23. Avoid a censorious, fault-finding spirit. This will sour and ruin your soul. You may grieve, but never fret. You may sorrow over the condition of things, but do not scold. While you must be plain, truthful, and searching, yet be patient, kind, and forbearing. "Warn them that are unruly; comfort the feeble-minded; support the weak; be patient toward all men."

24. Be careful to treat with the utmost kindness those who have not obtained this rich experience. Do not fall out with them on account of their dullness to learn or their slowness to believe, and unwillingness to seek holiness. Avoid all tartness of expression, and all undue severity, even though they should contradict and cavil. Rev. B. T. Roberts well says, "A bold, positive, dogmatic manner does not at all become the followers of Him who was meek and lowly of heart." "We, then, that are strong, ought to bear the infirmities of the weak, and not to please ourselves."

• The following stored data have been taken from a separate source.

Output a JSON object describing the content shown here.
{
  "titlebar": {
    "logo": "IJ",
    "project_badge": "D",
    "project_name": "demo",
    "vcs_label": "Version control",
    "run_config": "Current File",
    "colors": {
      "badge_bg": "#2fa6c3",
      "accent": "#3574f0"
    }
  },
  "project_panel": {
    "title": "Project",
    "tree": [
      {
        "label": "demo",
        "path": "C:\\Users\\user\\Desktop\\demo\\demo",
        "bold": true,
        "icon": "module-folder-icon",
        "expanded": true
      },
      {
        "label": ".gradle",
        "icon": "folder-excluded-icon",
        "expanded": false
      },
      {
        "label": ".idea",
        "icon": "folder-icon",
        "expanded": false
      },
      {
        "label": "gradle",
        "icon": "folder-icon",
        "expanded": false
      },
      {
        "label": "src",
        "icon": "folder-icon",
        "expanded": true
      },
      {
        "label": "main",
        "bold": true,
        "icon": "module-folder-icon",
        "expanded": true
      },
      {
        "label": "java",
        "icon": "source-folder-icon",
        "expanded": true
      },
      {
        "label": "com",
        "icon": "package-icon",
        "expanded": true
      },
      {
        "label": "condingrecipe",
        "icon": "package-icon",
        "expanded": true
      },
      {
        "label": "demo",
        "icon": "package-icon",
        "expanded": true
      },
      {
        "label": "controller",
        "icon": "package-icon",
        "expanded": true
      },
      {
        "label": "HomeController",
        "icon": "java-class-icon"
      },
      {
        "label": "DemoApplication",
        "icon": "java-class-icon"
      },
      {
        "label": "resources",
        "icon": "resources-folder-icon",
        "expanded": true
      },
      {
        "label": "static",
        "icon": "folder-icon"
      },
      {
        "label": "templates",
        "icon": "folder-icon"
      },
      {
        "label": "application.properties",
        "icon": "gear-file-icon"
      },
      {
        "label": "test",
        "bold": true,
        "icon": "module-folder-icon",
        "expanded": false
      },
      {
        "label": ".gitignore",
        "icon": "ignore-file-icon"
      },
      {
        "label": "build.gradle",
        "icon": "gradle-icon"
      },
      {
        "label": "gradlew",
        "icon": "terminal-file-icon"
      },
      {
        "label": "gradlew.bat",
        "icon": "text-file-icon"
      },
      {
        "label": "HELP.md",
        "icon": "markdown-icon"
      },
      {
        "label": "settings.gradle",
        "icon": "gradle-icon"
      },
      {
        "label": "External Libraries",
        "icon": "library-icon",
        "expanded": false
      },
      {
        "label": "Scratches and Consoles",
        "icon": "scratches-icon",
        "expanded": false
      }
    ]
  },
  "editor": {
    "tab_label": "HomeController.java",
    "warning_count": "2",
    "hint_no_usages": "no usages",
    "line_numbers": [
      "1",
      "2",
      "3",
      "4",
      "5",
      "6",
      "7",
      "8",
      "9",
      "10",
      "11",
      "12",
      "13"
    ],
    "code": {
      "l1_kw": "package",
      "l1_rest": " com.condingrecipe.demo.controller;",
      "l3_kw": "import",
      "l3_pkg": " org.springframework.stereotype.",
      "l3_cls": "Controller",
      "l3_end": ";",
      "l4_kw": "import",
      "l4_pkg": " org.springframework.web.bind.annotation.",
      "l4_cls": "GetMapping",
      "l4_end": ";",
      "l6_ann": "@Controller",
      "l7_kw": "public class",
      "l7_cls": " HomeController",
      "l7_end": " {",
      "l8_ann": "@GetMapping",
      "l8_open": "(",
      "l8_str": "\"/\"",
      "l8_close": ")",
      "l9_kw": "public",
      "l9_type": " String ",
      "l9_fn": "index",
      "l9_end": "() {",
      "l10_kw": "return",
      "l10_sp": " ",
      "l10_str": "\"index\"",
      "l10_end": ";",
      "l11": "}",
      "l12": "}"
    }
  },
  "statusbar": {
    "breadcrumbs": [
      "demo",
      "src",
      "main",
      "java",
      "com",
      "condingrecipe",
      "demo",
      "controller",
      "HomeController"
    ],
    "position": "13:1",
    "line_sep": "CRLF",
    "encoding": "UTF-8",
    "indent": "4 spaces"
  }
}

25. Do not separate yourself from those who are in the dark respecting this glorious experience. Stay in the church, and "let your light shine." If you stand up for Jesus, and confess and urge holiness in some of our popular, proud, formal, and fashionable churches, you may find but little sympathy, and may have to stand alone. No matter; according to your day so shall your strength be. Do your whole duty in the church with meekness and wisdom; if you are excluded, let not the responsibility be yours. "He that endureth to the end shall be saved."

26. Avoid controversy. Few persons can engage in it without sooner or later getting into a bad spirit. Avoid becoming excited and getting into a scolding and vociferous manner of speaking. "The servant of the Lord must not strive, but be gentle unto all men, apt to teach, patient, in meekness instructing those that oppose themselves, if God peradventure will give them repentance to the acknowledging of the truth."

27. Make your whole spirit and life a practical exemplification of personal holiness. It is said that after Benjamin Franklin failed, by all his philosophical arguments, to convince the farmers of his day that plaster enriched the soil, he took some plaster and formed it into a sentence by the road-side. The wheat grew up through those letters about twice as rank and green as the other wheat, and the farmers could read for months, in letters of living green, "THIS HAS BEEN PLASTERED."